Please be prepared to provide ANY information ASAP and be prepared to be constantly asked for additional information. Loans are no longer made on Character, one of the old 5 C's of credit. It is gone. An 800 credit score and putting a large amount of money down on a purchase no longer will guarantee you approval. One MUST show sufficient qualified income to get an approval. I suggest getting a pre-approval from you lender before you go to buy your home. A pre-approval checks your income, credit and assets to make sure all is in order to borrow the amount needed for your purchase. However, this is still no guarantee that the home you are buying will get approved. The appraisal could come in low, there could be title issues, your credit score could change, etc. Also, do NOT apply for any new credit, or increased credit to existing accounts, during the application process and avoid job changes during the process. EVERYTHING should remain the same, financially, from application to closing. Any activity in these areas could change the decision, as they re-verify this information before closing.

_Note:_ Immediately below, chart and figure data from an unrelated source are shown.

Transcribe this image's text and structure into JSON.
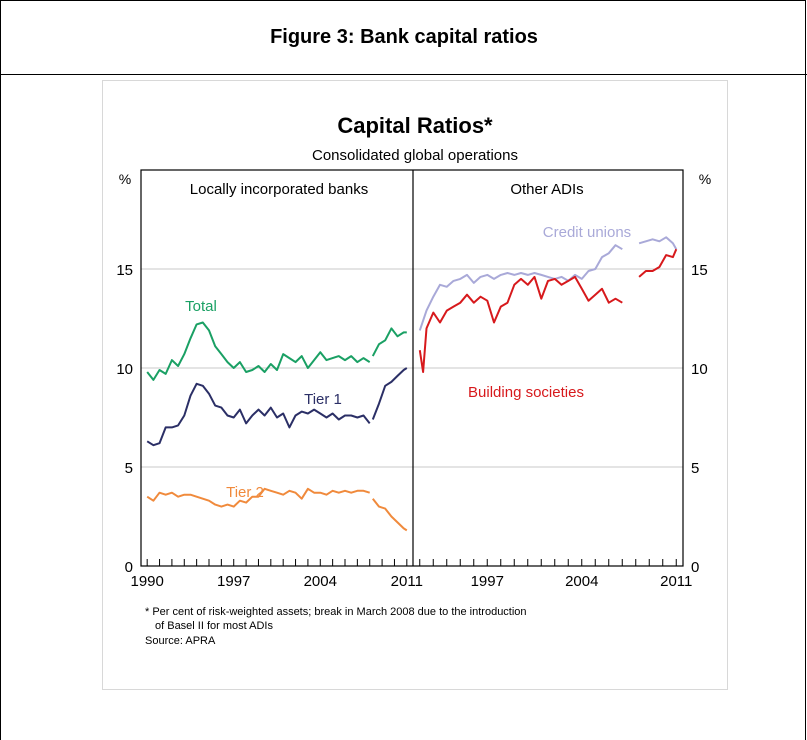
{
  "figure": {
    "heading": "Figure 3: Bank capital ratios"
  },
  "chart_data": {
    "type": "line",
    "title": "Capital Ratios*",
    "subtitle": "Consolidated global operations",
    "ylabel_left": "%",
    "ylabel_right": "%",
    "ylim": [
      0,
      20
    ],
    "yticks": [
      0,
      5,
      10,
      15
    ],
    "grid": true,
    "footnote_1": "* Per cent of risk-weighted assets; break in March 2008 due to the introduction",
    "footnote_2": "of Basel II for most ADIs",
    "source": "Source: APRA",
    "colors": {
      "total": "#1aa064",
      "tier1": "#2b2f66",
      "tier2": "#f08a3c",
      "credit_unions": "#a9a9d8",
      "building_societies": "#d7191c"
    },
    "panels": [
      {
        "title": "Locally incorporated banks",
        "xlim": [
          1989.5,
          2011.5
        ],
        "xtick_labels": [
          "1990",
          "1997",
          "2004",
          "2011"
        ],
        "xtick_values": [
          1990,
          1997,
          2004,
          2011
        ],
        "series": [
          {
            "name": "Total",
            "color_key": "total",
            "x": [
              1990,
              1990.5,
              1991,
              1991.5,
              1992,
              1992.5,
              1993,
              1993.5,
              1994,
              1994.5,
              1995,
              1995.5,
              1996,
              1996.5,
              1997,
              1997.5,
              1998,
              1998.5,
              1999,
              1999.5,
              2000,
              2000.5,
              2001,
              2001.5,
              2002,
              2002.5,
              2003,
              2003.5,
              2004,
              2004.5,
              2005,
              2005.5,
              2006,
              2006.5,
              2007,
              2007.5,
              2008
            ],
            "y": [
              9.8,
              9.4,
              9.9,
              9.7,
              10.4,
              10.1,
              10.7,
              11.5,
              12.2,
              12.3,
              11.9,
              11.1,
              10.7,
              10.3,
              10.0,
              10.3,
              9.8,
              9.9,
              10.1,
              9.8,
              10.2,
              9.9,
              10.7,
              10.5,
              10.3,
              10.6,
              10.0,
              10.4,
              10.8,
              10.4,
              10.5,
              10.6,
              10.4,
              10.6,
              10.3,
              10.5,
              10.3
            ]
          },
          {
            "name": "",
            "color_key": "total",
            "x": [
              2008.25,
              2008.75,
              2009.25,
              2009.75,
              2010.25,
              2010.75,
              2011
            ],
            "y": [
              10.6,
              11.2,
              11.4,
              12.0,
              11.6,
              11.8,
              11.8
            ]
          },
          {
            "name": "Tier 1",
            "color_key": "tier1",
            "x": [
              1990,
              1990.5,
              1991,
              1991.5,
              1992,
              1992.5,
              1993,
              1993.5,
              1994,
              1994.5,
              1995,
              1995.5,
              1996,
              1996.5,
              1997,
              1997.5,
              1998,
              1998.5,
              1999,
              1999.5,
              2000,
              2000.5,
              2001,
              2001.5,
              2002,
              2002.5,
              2003,
              2003.5,
              2004,
              2004.5,
              2005,
              2005.5,
              2006,
              2006.5,
              2007,
              2007.5,
              2008
            ],
            "y": [
              6.3,
              6.1,
              6.2,
              7.0,
              7.0,
              7.1,
              7.6,
              8.6,
              9.2,
              9.1,
              8.7,
              8.1,
              8.0,
              7.6,
              7.5,
              7.9,
              7.2,
              7.6,
              7.9,
              7.6,
              8.0,
              7.5,
              7.7,
              7.0,
              7.6,
              7.8,
              7.7,
              7.9,
              7.7,
              7.5,
              7.7,
              7.4,
              7.6,
              7.6,
              7.5,
              7.6,
              7.2
            ]
          },
          {
            "name": "",
            "color_key": "tier1",
            "x": [
              2008.25,
              2008.75,
              2009.25,
              2009.75,
              2010.25,
              2010.75,
              2011
            ],
            "y": [
              7.4,
              8.2,
              9.1,
              9.3,
              9.6,
              9.9,
              10.0
            ]
          },
          {
            "name": "Tier 2",
            "color_key": "tier2",
            "x": [
              1990,
              1990.5,
              1991,
              1991.5,
              1992,
              1992.5,
              1993,
              1993.5,
              1994,
              1994.5,
              1995,
              1995.5,
              1996,
              1996.5,
              1997,
              1997.5,
              1998,
              1998.5,
              1999,
              1999.5,
              2000,
              2000.5,
              2001,
              2001.5,
              2002,
              2002.5,
              2003,
              2003.5,
              2004,
              2004.5,
              2005,
              2005.5,
              2006,
              2006.5,
              2007,
              2007.5,
              2008
            ],
            "y": [
              3.5,
              3.3,
              3.7,
              3.6,
              3.7,
              3.5,
              3.6,
              3.6,
              3.5,
              3.4,
              3.3,
              3.1,
              3.0,
              3.1,
              3.0,
              3.3,
              3.2,
              3.5,
              3.5,
              3.9,
              3.8,
              3.7,
              3.6,
              3.8,
              3.7,
              3.4,
              3.9,
              3.7,
              3.7,
              3.6,
              3.8,
              3.7,
              3.8,
              3.7,
              3.8,
              3.8,
              3.7
            ]
          },
          {
            "name": "",
            "color_key": "tier2",
            "x": [
              2008.25,
              2008.75,
              2009.25,
              2009.75,
              2010.25,
              2010.75,
              2011
            ],
            "y": [
              3.4,
              3.0,
              2.9,
              2.5,
              2.2,
              1.9,
              1.8
            ]
          }
        ]
      },
      {
        "title": "Other ADIs",
        "xlim": [
          1991.5,
          2011.5
        ],
        "xtick_labels": [
          "1997",
          "2004",
          "2011"
        ],
        "xtick_values": [
          1997,
          2004,
          2011
        ],
        "series": [
          {
            "name": "Credit unions",
            "color_key": "credit_unions",
            "x": [
              1992,
              1992.5,
              1993,
              1993.5,
              1994,
              1994.5,
              1995,
              1995.5,
              1996,
              1996.5,
              1997,
              1997.5,
              1998,
              1998.5,
              1999,
              1999.5,
              2000,
              2000.5,
              2001,
              2001.5,
              2002,
              2002.5,
              2003,
              2003.5,
              2004,
              2004.5,
              2005,
              2005.5,
              2006,
              2006.5,
              2007
            ],
            "y": [
              11.9,
              12.9,
              13.6,
              14.2,
              14.1,
              14.4,
              14.5,
              14.7,
              14.3,
              14.6,
              14.7,
              14.5,
              14.7,
              14.8,
              14.7,
              14.8,
              14.7,
              14.8,
              14.7,
              14.6,
              14.5,
              14.6,
              14.4,
              14.7,
              14.5,
              14.9,
              15.0,
              15.6,
              15.8,
              16.2,
              16.0
            ]
          },
          {
            "name": "",
            "color_key": "credit_unions",
            "x": [
              2008.25,
              2008.75,
              2009.25,
              2009.75,
              2010.25,
              2010.75,
              2011
            ],
            "y": [
              16.3,
              16.4,
              16.5,
              16.4,
              16.6,
              16.3,
              16.0
            ]
          },
          {
            "name": "Building societies",
            "color_key": "building_societies",
            "x": [
              1992,
              1992.25,
              1992.5,
              1993,
              1993.5,
              1994,
              1994.5,
              1995,
              1995.5,
              1996,
              1996.5,
              1997,
              1997.5,
              1998,
              1998.5,
              1999,
              1999.5,
              2000,
              2000.5,
              2001,
              2001.5,
              2002,
              2002.5,
              2003,
              2003.5,
              2004,
              2004.5,
              2005,
              2005.5,
              2006,
              2006.5,
              2007
            ],
            "y": [
              10.9,
              9.8,
              12.0,
              12.8,
              12.3,
              12.9,
              13.1,
              13.3,
              13.7,
              13.3,
              13.6,
              13.4,
              12.3,
              13.1,
              13.3,
              14.2,
              14.5,
              14.2,
              14.6,
              13.5,
              14.4,
              14.5,
              14.2,
              14.4,
              14.6,
              14.0,
              13.4,
              13.7,
              14.0,
              13.3,
              13.5,
              13.3
            ]
          },
          {
            "name": "",
            "color_key": "building_societies",
            "x": [
              2008.25,
              2008.75,
              2009.25,
              2009.75,
              2010.25,
              2010.75,
              2011
            ],
            "y": [
              14.6,
              14.9,
              14.9,
              15.1,
              15.7,
              15.6,
              16.0
            ]
          }
        ]
      }
    ]
  }
}
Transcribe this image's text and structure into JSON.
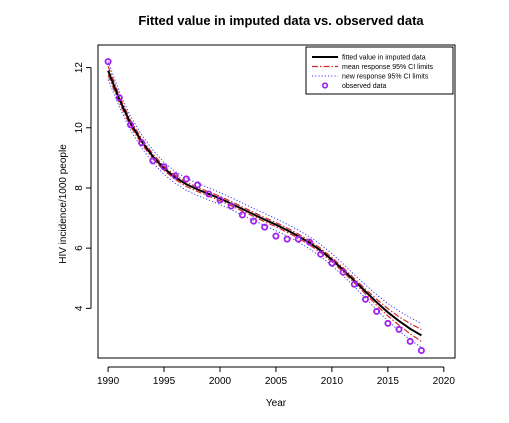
{
  "chart_data": {
    "type": "line",
    "title": "Fitted  value in imputed data vs. observed data",
    "xlabel": "Year",
    "ylabel": "HIV incidence/1000 people",
    "xlim": [
      1989.1,
      2021.0
    ],
    "ylim": [
      2.35,
      12.75
    ],
    "x_ticks": [
      1990,
      1995,
      2000,
      2005,
      2010,
      2015,
      2020
    ],
    "y_ticks": [
      4,
      6,
      8,
      10,
      12
    ],
    "grid": false,
    "legend_position": "top-right",
    "legend": [
      "fitted value in imputed data",
      "mean response 95% CI limits",
      "new response 95% CI limits",
      "observed data"
    ],
    "colors": {
      "fitted": "#000000",
      "mean_ci": "#d62728",
      "new_ci": "#3b3bff",
      "observed": "#a020f0"
    },
    "series": [
      {
        "name": "fitted value in imputed data",
        "style": "solid",
        "x": [
          1990,
          1991,
          1992,
          1993,
          1994,
          1995,
          1996,
          1997,
          1998,
          1999,
          2000,
          2001,
          2002,
          2003,
          2004,
          2005,
          2006,
          2007,
          2008,
          2009,
          2010,
          2011,
          2012,
          2013,
          2014,
          2015,
          2016,
          2017,
          2018
        ],
        "y": [
          11.9,
          10.95,
          10.15,
          9.55,
          9.05,
          8.65,
          8.35,
          8.12,
          7.95,
          7.8,
          7.65,
          7.48,
          7.3,
          7.12,
          6.95,
          6.78,
          6.6,
          6.4,
          6.18,
          5.92,
          5.62,
          5.28,
          4.92,
          4.56,
          4.2,
          3.87,
          3.58,
          3.32,
          3.1
        ]
      },
      {
        "name": "mean response 95% CI limits",
        "style": "dashdot",
        "x": [
          1990,
          1991,
          1992,
          1993,
          1994,
          1995,
          1996,
          1997,
          1998,
          1999,
          2000,
          2001,
          2002,
          2003,
          2004,
          2005,
          2006,
          2007,
          2008,
          2009,
          2010,
          2011,
          2012,
          2013,
          2014,
          2015,
          2016,
          2017,
          2018
        ],
        "lower": [
          11.75,
          10.83,
          10.05,
          9.46,
          8.97,
          8.58,
          8.28,
          8.05,
          7.88,
          7.73,
          7.58,
          7.41,
          7.23,
          7.05,
          6.88,
          6.71,
          6.53,
          6.33,
          6.11,
          5.85,
          5.55,
          5.21,
          4.85,
          4.48,
          4.1,
          3.75,
          3.44,
          3.15,
          2.9
        ],
        "upper": [
          12.05,
          11.07,
          10.25,
          9.64,
          9.13,
          8.72,
          8.42,
          8.19,
          8.02,
          7.87,
          7.72,
          7.55,
          7.37,
          7.19,
          7.02,
          6.85,
          6.67,
          6.47,
          6.25,
          5.99,
          5.69,
          5.35,
          4.99,
          4.64,
          4.3,
          3.99,
          3.72,
          3.49,
          3.3
        ]
      },
      {
        "name": "new response 95% CI limits",
        "style": "dotted",
        "x": [
          1990,
          1991,
          1992,
          1993,
          1994,
          1995,
          1996,
          1997,
          1998,
          1999,
          2000,
          2001,
          2002,
          2003,
          2004,
          2005,
          2006,
          2007,
          2008,
          2009,
          2010,
          2011,
          2012,
          2013,
          2014,
          2015,
          2016,
          2017,
          2018
        ],
        "lower": [
          11.6,
          10.7,
          9.92,
          9.33,
          8.84,
          8.45,
          8.15,
          7.92,
          7.75,
          7.6,
          7.45,
          7.28,
          7.1,
          6.92,
          6.75,
          6.58,
          6.4,
          6.2,
          5.98,
          5.72,
          5.42,
          5.08,
          4.72,
          4.34,
          3.95,
          3.58,
          3.25,
          2.95,
          2.7
        ],
        "upper": [
          12.2,
          11.2,
          10.38,
          9.77,
          9.26,
          8.85,
          8.55,
          8.32,
          8.15,
          8.0,
          7.85,
          7.68,
          7.5,
          7.32,
          7.15,
          6.98,
          6.8,
          6.6,
          6.38,
          6.12,
          5.82,
          5.48,
          5.12,
          4.78,
          4.45,
          4.16,
          3.91,
          3.69,
          3.5
        ]
      },
      {
        "name": "observed data",
        "style": "points",
        "x": [
          1990,
          1991,
          1992,
          1993,
          1994,
          1995,
          1996,
          1997,
          1998,
          1999,
          2000,
          2001,
          2002,
          2003,
          2004,
          2005,
          2006,
          2007,
          2008,
          2009,
          2010,
          2011,
          2012,
          2013,
          2014,
          2015,
          2016,
          2017,
          2018
        ],
        "y": [
          12.2,
          11.0,
          10.1,
          9.5,
          8.9,
          8.7,
          8.4,
          8.3,
          8.1,
          7.8,
          7.6,
          7.4,
          7.1,
          6.9,
          6.7,
          6.4,
          6.3,
          6.3,
          6.2,
          5.8,
          5.5,
          5.2,
          4.8,
          4.3,
          3.9,
          3.5,
          3.3,
          2.9,
          2.6
        ]
      }
    ]
  }
}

Refinances are a little more palatable. The process and the amount of days for a decision are the same, but you do not have to deal with contracts from Realtors or Builders or property issues, etc. And if the loan doesn't close for whatever reason, you still have a roof over your head. If you qualify from an income perspective, the biggest issue will be the appraisal providing enough value to get the funds you need or the lower rate you want. You still need plenty of patience.
Mortgage interest rates you hear advertised are for “A” qualifying clients. ALL mortgage lenders have a grid based upon credit score, Loan to Value, and property type. The higher your credit score and the lower your Loan to Value, the better your rate will be. Cash out refinances are also reviewed differently than a purchase. Cash out pertains to any funds that are not paying off a first mortgage loan. So if you are paying off a line of credit or other debts, or cash for any other reason, this is a cash out refinance. Other obstacles are the self-employed borrower, a rental property or a condo unit. The investment property and condo unit receive more review and a higher rate. ONE rate does not fit all loan requests.
Patience is needed at every step. The key is dealing with an experienced, qualified mortgage originator and a sound organization behind them.